Although anti-BDCA2 treatment results in reduced IFNα and type I IFN signature, it remains unclear if other pDC-derived inflammatory cytokines such as IL-6 (supporting autoreactive B cells) are also affected. Studies targeting IL-6 in mouse models of lupus have shown significant effects resulting in reduced serum autoantibody levels and diminished renal pathology [43-45]. Despite these pre-clinical results, a small, short-term phase II clinical trial testing the effect of anti-IL-6 monoclonal antibodies (PF-04236921) in SLE patients did not meet the primary endpoints; although several parameters, including levels of anti-dsDNA autoantibodies and disease flares, were reduced in patients treated with a low-dose of antibody [46]. It remains to be tested if a combination treatment including anti-IL-6 and either anti- IFNα/IFNAR or anti-BDCA2 antibodies would be effective in reducing both serum autoantibody levels and unrelated IFNα-dependent pathogenic events.

Finally, targeting the differentiation or survival of pDCs, diminishing cell numbers rather than function, represents an alternative mechanism currently being explored. CD123 (the IL-3Rα chain) is expressed in high levels on human pDCs and IL-3 signaling is critical for pDC survival. An anti-CD123 antibody has been tested for use in acute myeloid leukemia, demonstrating its safe use in humans (Clinicaltrials.gov; NCT01632852). It has been proposed as effective in SLE as well [10] given that the antibody depletes pDCs, inhibits TLR7- and TLR9-stimulated IFNα production, and eliminates the IFN signature ex vivo in SLE patients.

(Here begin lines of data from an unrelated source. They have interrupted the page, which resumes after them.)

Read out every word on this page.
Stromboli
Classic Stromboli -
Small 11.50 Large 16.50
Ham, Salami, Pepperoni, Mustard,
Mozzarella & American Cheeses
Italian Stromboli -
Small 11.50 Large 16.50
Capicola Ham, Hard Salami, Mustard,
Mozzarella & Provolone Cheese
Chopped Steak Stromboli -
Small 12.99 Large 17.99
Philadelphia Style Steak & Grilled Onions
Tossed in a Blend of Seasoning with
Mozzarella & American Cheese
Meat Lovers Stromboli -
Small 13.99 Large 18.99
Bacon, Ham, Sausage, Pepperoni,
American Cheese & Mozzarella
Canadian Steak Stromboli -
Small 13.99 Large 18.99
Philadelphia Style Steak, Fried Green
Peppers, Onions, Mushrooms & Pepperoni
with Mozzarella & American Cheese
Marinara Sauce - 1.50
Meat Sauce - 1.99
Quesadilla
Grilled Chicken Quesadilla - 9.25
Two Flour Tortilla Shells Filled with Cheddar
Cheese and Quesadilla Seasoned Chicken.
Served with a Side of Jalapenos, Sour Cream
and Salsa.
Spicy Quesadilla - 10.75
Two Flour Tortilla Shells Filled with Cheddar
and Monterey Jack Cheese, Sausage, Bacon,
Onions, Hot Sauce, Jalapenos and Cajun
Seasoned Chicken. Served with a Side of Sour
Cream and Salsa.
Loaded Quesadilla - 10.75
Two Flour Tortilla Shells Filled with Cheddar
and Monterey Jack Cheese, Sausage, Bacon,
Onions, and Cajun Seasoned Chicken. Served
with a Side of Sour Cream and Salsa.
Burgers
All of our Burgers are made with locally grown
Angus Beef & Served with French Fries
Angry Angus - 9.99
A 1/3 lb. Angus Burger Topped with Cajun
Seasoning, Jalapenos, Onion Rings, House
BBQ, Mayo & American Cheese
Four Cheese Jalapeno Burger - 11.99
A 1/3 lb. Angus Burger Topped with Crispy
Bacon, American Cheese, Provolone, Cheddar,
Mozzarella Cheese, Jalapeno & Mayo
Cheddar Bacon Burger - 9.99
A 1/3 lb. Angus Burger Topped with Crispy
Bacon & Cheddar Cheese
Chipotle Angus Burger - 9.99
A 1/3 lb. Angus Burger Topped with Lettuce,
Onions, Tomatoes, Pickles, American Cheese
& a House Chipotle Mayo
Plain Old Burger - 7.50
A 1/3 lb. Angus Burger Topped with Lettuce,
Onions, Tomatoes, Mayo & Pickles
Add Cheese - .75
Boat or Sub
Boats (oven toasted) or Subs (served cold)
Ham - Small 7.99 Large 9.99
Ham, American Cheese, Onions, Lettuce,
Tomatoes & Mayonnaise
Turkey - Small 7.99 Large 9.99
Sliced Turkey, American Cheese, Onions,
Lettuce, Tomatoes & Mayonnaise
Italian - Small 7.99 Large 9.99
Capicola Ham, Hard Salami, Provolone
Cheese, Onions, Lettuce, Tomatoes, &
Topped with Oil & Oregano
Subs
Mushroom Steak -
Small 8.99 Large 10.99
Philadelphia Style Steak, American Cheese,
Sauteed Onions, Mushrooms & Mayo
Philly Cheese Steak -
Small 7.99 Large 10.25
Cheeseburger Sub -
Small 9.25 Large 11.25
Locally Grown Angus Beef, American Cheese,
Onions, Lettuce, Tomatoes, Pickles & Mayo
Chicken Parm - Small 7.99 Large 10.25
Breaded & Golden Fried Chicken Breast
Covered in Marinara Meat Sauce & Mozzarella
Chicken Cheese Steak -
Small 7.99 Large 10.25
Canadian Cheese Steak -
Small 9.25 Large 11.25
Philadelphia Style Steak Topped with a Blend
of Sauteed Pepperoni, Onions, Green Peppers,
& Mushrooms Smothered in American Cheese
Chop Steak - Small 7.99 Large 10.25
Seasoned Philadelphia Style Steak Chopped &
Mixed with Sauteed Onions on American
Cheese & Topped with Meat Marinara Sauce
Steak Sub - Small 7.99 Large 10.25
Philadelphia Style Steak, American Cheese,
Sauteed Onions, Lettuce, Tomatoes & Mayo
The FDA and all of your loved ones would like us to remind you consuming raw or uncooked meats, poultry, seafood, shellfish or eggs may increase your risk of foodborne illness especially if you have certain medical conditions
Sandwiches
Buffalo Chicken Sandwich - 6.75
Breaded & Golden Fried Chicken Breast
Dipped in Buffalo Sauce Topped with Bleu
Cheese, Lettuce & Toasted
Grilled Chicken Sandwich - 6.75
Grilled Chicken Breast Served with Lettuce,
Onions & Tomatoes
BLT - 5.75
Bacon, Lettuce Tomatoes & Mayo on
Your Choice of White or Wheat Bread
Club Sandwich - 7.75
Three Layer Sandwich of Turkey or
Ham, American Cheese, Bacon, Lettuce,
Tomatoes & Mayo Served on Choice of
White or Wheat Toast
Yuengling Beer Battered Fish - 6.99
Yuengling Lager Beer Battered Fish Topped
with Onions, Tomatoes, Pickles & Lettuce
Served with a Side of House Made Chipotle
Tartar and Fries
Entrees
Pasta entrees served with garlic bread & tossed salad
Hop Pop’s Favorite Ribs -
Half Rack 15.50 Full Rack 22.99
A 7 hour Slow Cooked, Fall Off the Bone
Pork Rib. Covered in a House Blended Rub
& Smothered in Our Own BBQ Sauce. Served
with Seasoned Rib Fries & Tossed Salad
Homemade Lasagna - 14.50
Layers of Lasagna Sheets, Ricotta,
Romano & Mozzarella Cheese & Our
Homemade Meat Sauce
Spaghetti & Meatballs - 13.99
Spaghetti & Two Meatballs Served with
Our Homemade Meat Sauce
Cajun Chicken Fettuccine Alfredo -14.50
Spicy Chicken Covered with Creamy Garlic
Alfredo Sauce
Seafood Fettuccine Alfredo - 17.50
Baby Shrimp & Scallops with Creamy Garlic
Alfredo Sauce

Summary and Concluding Remarks

SLE is an autoimmune disorder that predominantly affects women (9:1 over men) and often manifests during childbearing years. There is currently no cure. Traditionally, non-steroidal anti-inflammatory drugs and broad immunosuppression have been used to treat symptoms. B cell depleting therapies help in some cases by temporarily reducing the precursors to autoantibody-secreting plasma cells, but the need remains for a therapy targeting key players in SLE. Recent clinical trials inhibiting IFNα-signaling or neutralizing IFNα are promising, but patients still experience adverse events. The newest development indicates that targeting pDCs, for depletion or to inhibit cytokine production, in SLE is a more specific way to interfere with the positive feed-back loop of IFNα production and signaling, in addition to eliminating the cytokines that support autoantibody-secreting plasma cells. The results of current clinical trials are eagerly anticipated along with future studies addressing the effectiveness of combination therapies concomitantly targeting a multitude of clinical manifestations of SLE.